食事は「味わう前にシェア」する時代
マリオット・インターナショナルが10月14日に発表した「2026年食文化トレンドレポート」によると、ベトナムの外食客の93%が料理を食べる前に写真を撮ってSNSに投稿する習慣があると答え、アジア太平洋地域でトップとなった。
報告書では、料理の「美味しさ」だけでなく、見た目の美しさと“チェックイン映え”が若年層にとって欠かせない要素になっていると指摘している。
4時間かけて食べた“インスタ映えディナー”
ホーチミン市在住のビック・フーンさん(27歳)は「友人と夕食をとった際、写真撮影に夢中になり、結局4時間もかかってしまった」と笑う。

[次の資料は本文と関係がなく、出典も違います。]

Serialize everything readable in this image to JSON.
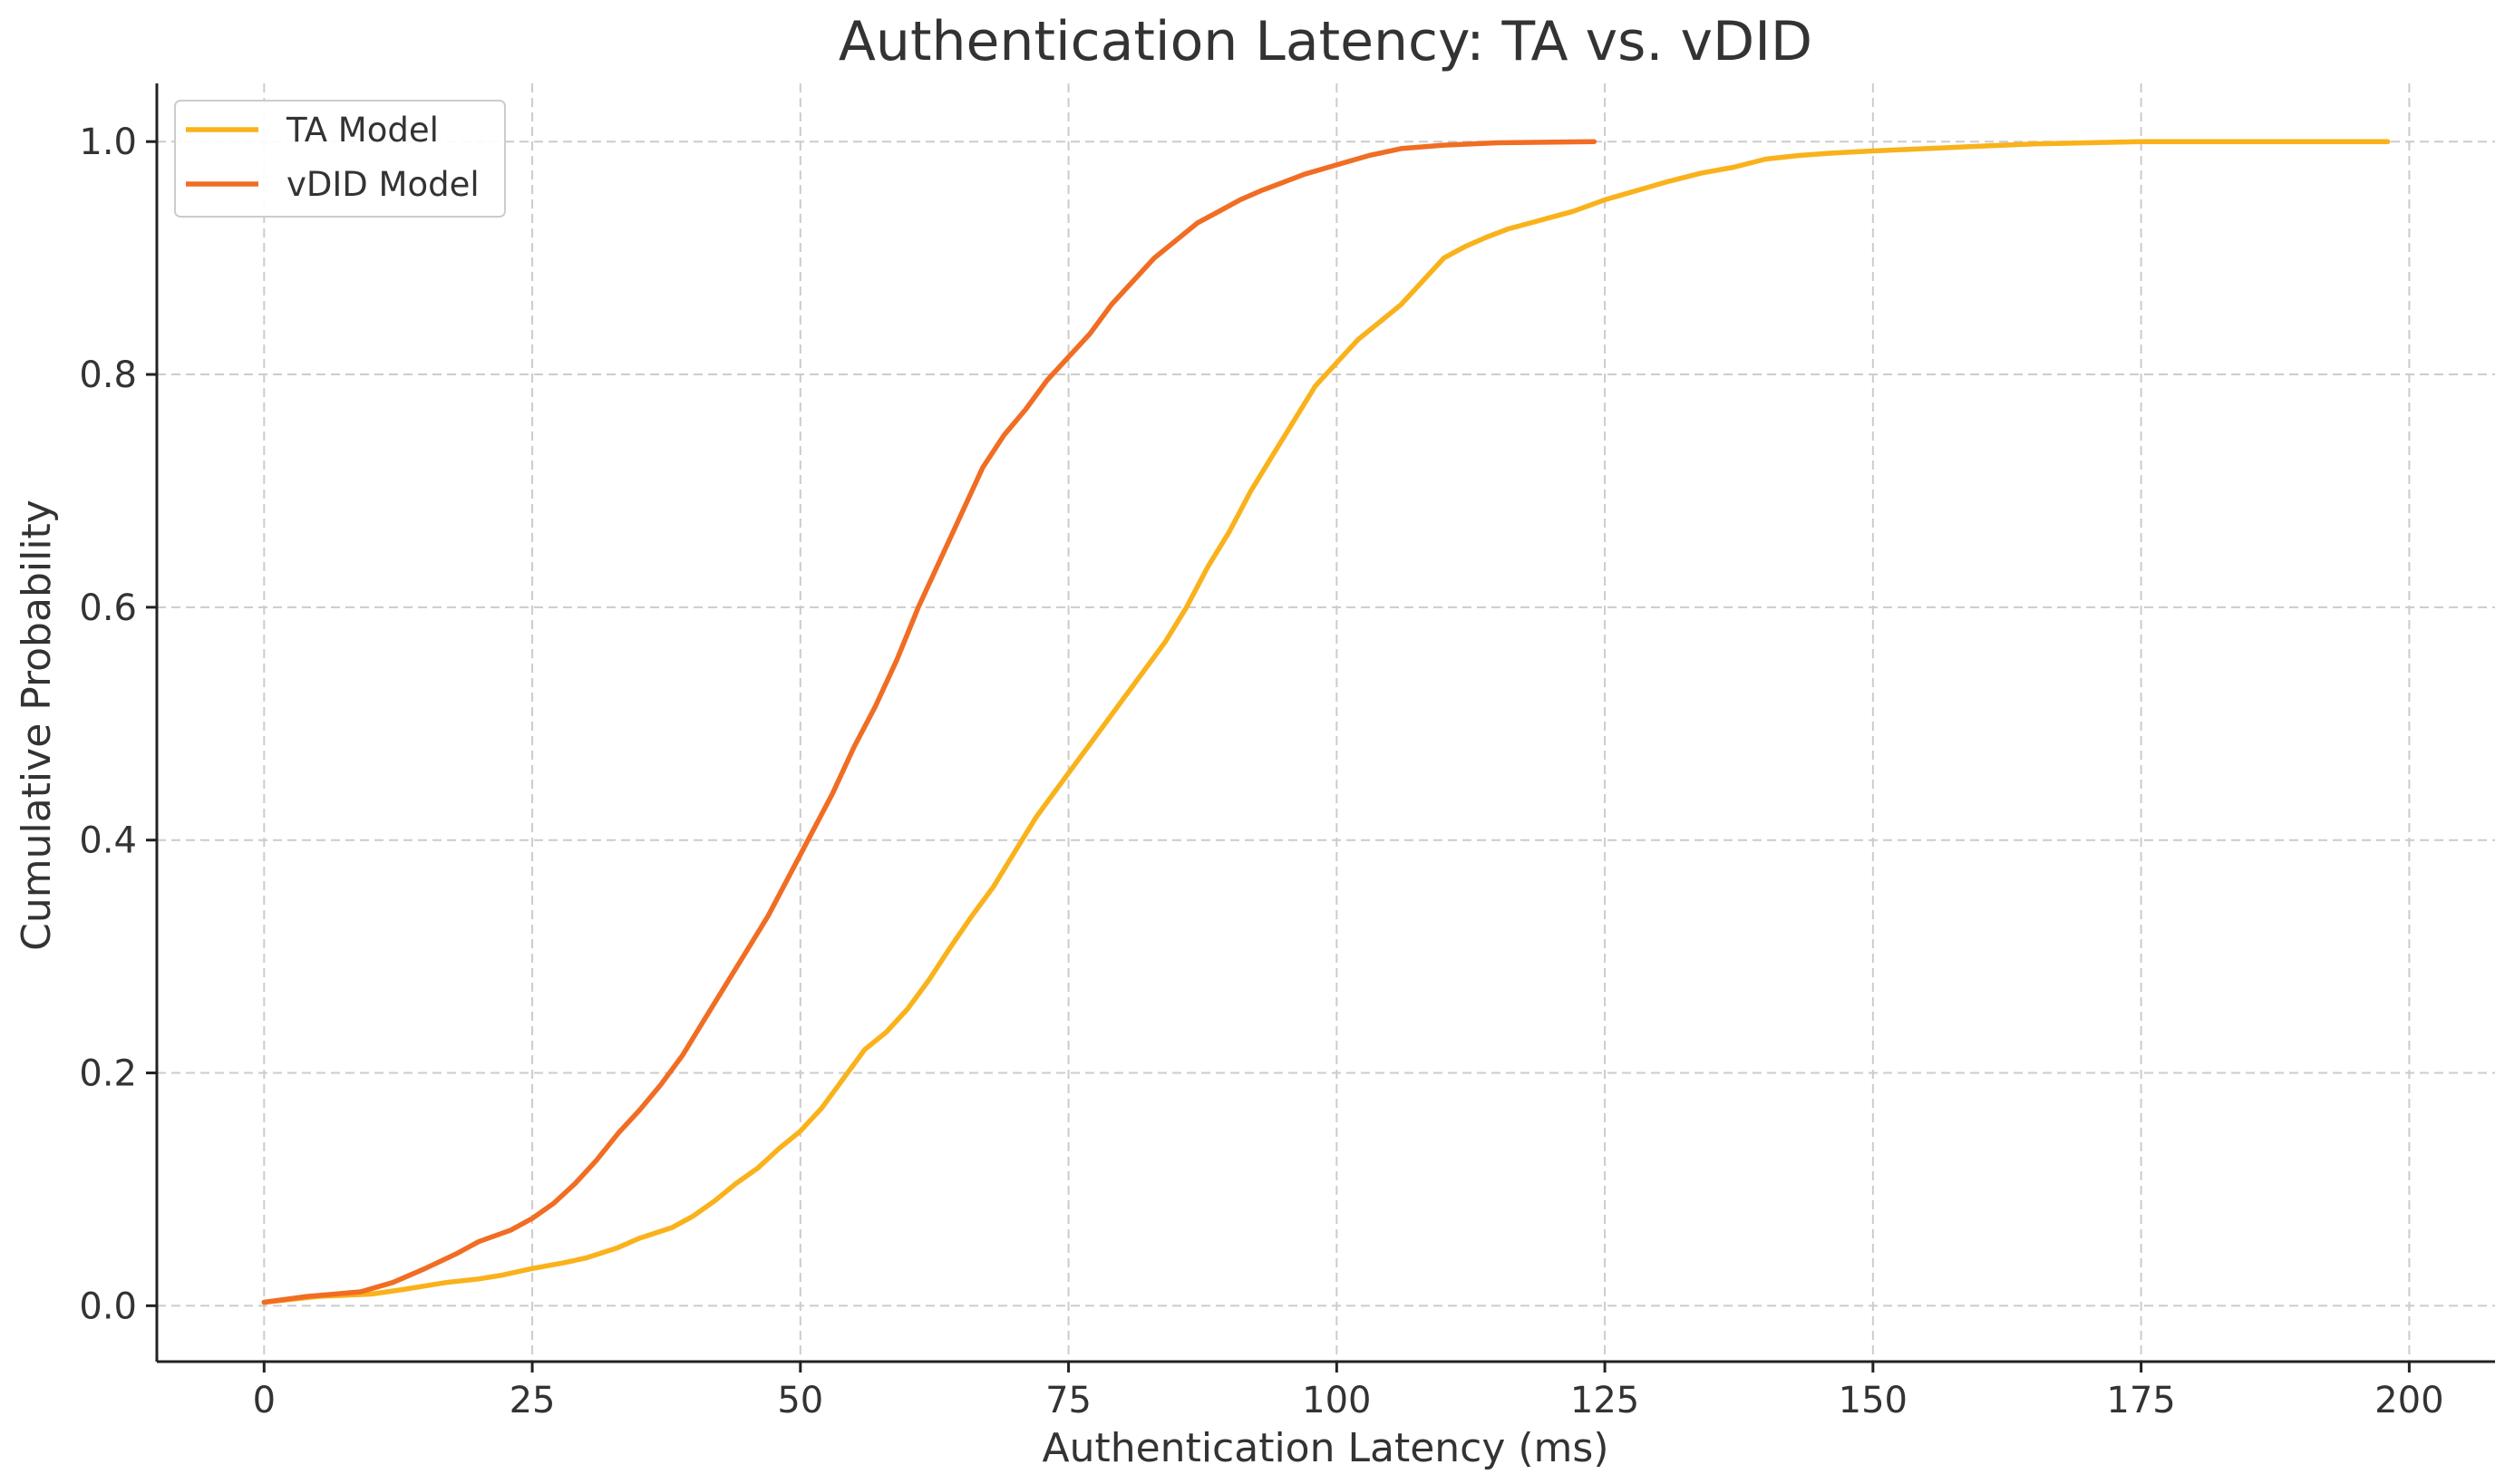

「45分で済むつもりが、料理が運ばれるたびに撮影や動画撮りがスタート。見た目を崩すのが惜しかったので、冷めてもなかなか手が付けられずでした。写真を見ると楽しいけど、味は半減でしたね」と話す。
専門家によると、こうした“撮る食文化”はベトナムのオンライン消費文化の一部として定着しているという。
SNSと検索エンジンの連動が後押し
2025年7月から、インスタグラムの公開投稿がGoogle検索結果に表示されるようになったことで、料理写真が新たなマーケティング資源になりつつある。
飲食店や観光業界では、SNSでの拡散を意識した店づくりが進む。店内照明や盛り付けにこだわり、「撮りたくなる一皿」「チェックインしたくなる空間」を整える動きが広がっている。
“撮られる”ための空間設計も
たとえば、ホーチミンのレストラン「An’s Saigon」は「家庭の食卓×アート演出」を融合させた空間を提供。
また、世界トップ100レストランに選ばれた「T.U.N.G Dining」(ハノイ)は、「一皿ごとに物語を語る料理」で知られる。
オーナーシェフのクオン・グエン氏は「高級料理は格式よりも感情を共有するもの。客が店の“物語”を感じ取れることが大切だ」と語る。
ホテルブランドも“映える料理”を競う
マリオット系列のホテルもこうした潮流に乗り、見た目も楽しめるメニュー企画を各地で展開。
シェラトン・フーコックの「Ngon Weeks」や、ビンパール・ランドマーク81の「Pho King with Beef Brisket Roll」など、写真映えを意識した料理が人気を集めている。
SNS上では、#vietnamesefood や #streetfoodVietnam のタグが付いた投稿が急増し、ベトナム料理が“シェア文化”を通じて国際的に広がっている。
※本記事は、各ニュースソースを参考に独自に編集・作成しています。